Dimanche de premier tour, nous trompons notre impatience et notre appréhension en grignotant des tartines de fromage fondu devant Hannah et ses soeurs. Je l'avais déjà vu à plusieurs reprises mais cette fois-ci, et pour des raisons qui m'échappent, j'ai ressenti une solide aversion pour le personnage de Michael Caine, peut-être à cause du forçage que me semble induire son amour sans culpabilité. Je trouve beaucoup plus ambigu, et en cela il me touche davantage, le personnage de l'écrivain adultère de La peau douce, un film dans lequel chaque concours de circonstances (l'ennui ridicule d'un dîner de gala en province, la disparition d'un journal, le coupon d'un atelier de développement photographique -Photos la Muette- oublié dans la poche d'une veste apportée chez le teinturier) dérègle lentement une passion maladroite. Si vous ne l'avez pas vu, je vous recommande avec beaucoup d'affection ce film de Truffaut, tranchant et sensuel, ne serait-ce que pour entendre la belle voix de la fascinante Françoise Dorléac rappeler à son amant qu'il lui faudrait une paire de bas couleur zibeline...
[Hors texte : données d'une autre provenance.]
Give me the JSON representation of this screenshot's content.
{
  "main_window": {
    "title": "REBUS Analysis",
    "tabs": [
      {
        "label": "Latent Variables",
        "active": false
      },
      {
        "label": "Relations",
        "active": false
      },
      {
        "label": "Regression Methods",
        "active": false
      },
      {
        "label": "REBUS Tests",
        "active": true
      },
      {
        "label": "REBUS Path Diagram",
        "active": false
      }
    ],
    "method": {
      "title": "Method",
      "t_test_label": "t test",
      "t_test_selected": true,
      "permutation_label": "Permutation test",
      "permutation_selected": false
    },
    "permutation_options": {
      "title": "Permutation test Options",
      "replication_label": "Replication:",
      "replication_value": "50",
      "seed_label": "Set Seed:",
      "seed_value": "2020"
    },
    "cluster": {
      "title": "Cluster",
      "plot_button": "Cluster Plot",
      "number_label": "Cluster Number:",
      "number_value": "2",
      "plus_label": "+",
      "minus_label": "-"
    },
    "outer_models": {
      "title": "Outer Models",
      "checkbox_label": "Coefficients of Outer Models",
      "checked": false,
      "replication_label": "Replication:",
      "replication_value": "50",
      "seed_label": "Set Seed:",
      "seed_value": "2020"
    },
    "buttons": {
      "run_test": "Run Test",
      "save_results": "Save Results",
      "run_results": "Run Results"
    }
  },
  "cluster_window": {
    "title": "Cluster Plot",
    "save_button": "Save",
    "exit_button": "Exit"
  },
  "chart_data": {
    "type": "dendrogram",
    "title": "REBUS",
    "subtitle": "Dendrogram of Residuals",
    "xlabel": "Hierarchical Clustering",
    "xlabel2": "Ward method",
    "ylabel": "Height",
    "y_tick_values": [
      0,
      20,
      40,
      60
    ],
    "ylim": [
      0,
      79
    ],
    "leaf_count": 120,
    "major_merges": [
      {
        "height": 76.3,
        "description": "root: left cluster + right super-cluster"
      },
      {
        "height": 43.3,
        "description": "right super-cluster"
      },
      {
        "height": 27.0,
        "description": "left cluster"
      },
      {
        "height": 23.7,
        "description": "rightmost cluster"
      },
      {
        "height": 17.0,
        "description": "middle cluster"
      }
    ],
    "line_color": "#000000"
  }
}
C'était il y a longtemps maintenant mais je me souviens, j'ai pris un train un soir pour le rejoindre, il y avait un concert de Dark Dark Dark au Stereolux. Cela n'arrive pas souvent mais je portais une chemise à carreaux, un vieux modèle APC Madras, avec un gilet jaune et autour de nous, en fait, tout le monde était à peu près habillé pareil.
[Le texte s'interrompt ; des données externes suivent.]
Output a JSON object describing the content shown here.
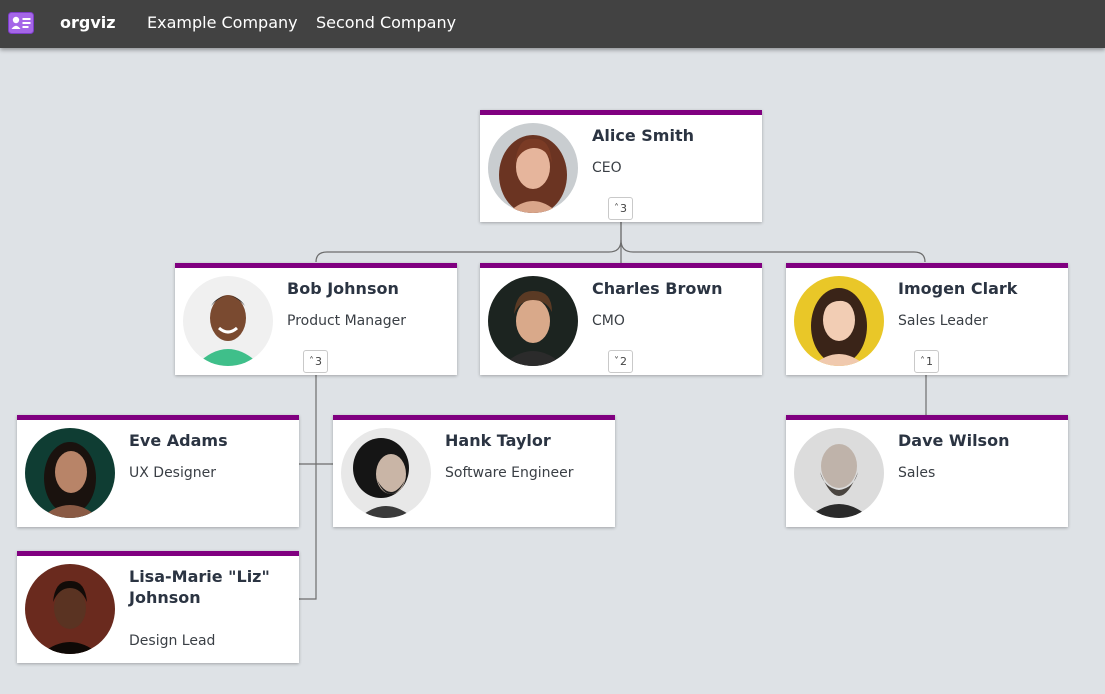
{
  "app": {
    "title": "orgviz"
  },
  "nav": {
    "items": [
      "Example Company",
      "Second Company"
    ]
  },
  "people": {
    "alice": {
      "name": "Alice Smith",
      "title": "CEO",
      "toggle": "3",
      "toggle_icon": "chevron-up-icon"
    },
    "bob": {
      "name": "Bob Johnson",
      "title": "Product Manager",
      "toggle": "3",
      "toggle_icon": "chevron-up-icon"
    },
    "charles": {
      "name": "Charles Brown",
      "title": "CMO",
      "toggle": "2",
      "toggle_icon": "chevron-down-icon"
    },
    "imogen": {
      "name": "Imogen Clark",
      "title": "Sales Leader",
      "toggle": "1",
      "toggle_icon": "chevron-up-icon"
    },
    "eve": {
      "name": "Eve Adams",
      "title": "UX Designer"
    },
    "hank": {
      "name": "Hank Taylor",
      "title": "Software Engineer"
    },
    "dave": {
      "name": "Dave Wilson",
      "title": "Sales"
    },
    "lisa": {
      "name": "Lisa-Marie \"Liz\" Johnson",
      "title": "Design Lead"
    }
  },
  "colors": {
    "accent": "#800080",
    "topbar": "#424242",
    "background": "#dee2e6",
    "connector": "#6d6d6d"
  }
}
C'était il y a longtemps maintenant mais je me souviens, il est parti un matin pour jouer à Paris le soir, dans un café du onzième arrondissement. Je suis toujours hyper curieuse de la composition du catering (une fois c'est de la chorba et du poulet au curry, une autre fois des pizza, une autre fois encore du couscous dans des boîtes en carton blanc...)
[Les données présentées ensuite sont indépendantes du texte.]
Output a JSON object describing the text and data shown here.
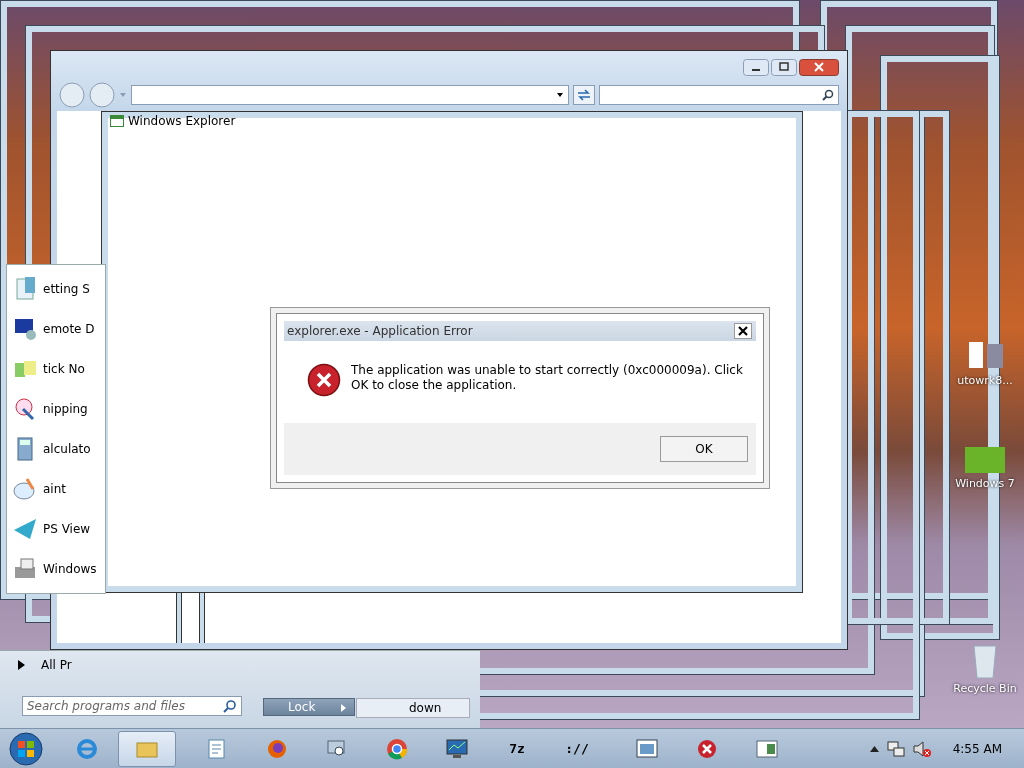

C'était il y a longtemps maintenant mais je me souviens, il ne pouvait pas m'accompagner à la séance d'Oslo 31 août (j'avais foncé en sortant du travail, c'était la dernière séance), j'étais un peu triste de son absence, je savais qu'il ne serait pas à la maison quand je serai rentrée, j'ai traîné dans le cinéma après le film, j'ai regardé des affiches, j'ai lu des critiques, j'ai observé les gens boire des verres au bar et puis, quand je me suis enfin résolue à rentrer, je traînais encore des pieds en dévalant le grand escalier quand j'ai reconnu, derrière les portes vitrées, la silhouette de son manteau anglais. Ça ne se fait pas du tout mais je lui ai sauté au cou.
C'était il y a longtemps maintenant mais je me souviens qu'un soir, nous avons vu une annonce sur une façade macaronnée et que cela allait changer un peu ma vie, une fiction que j'apprends lentement à aimer.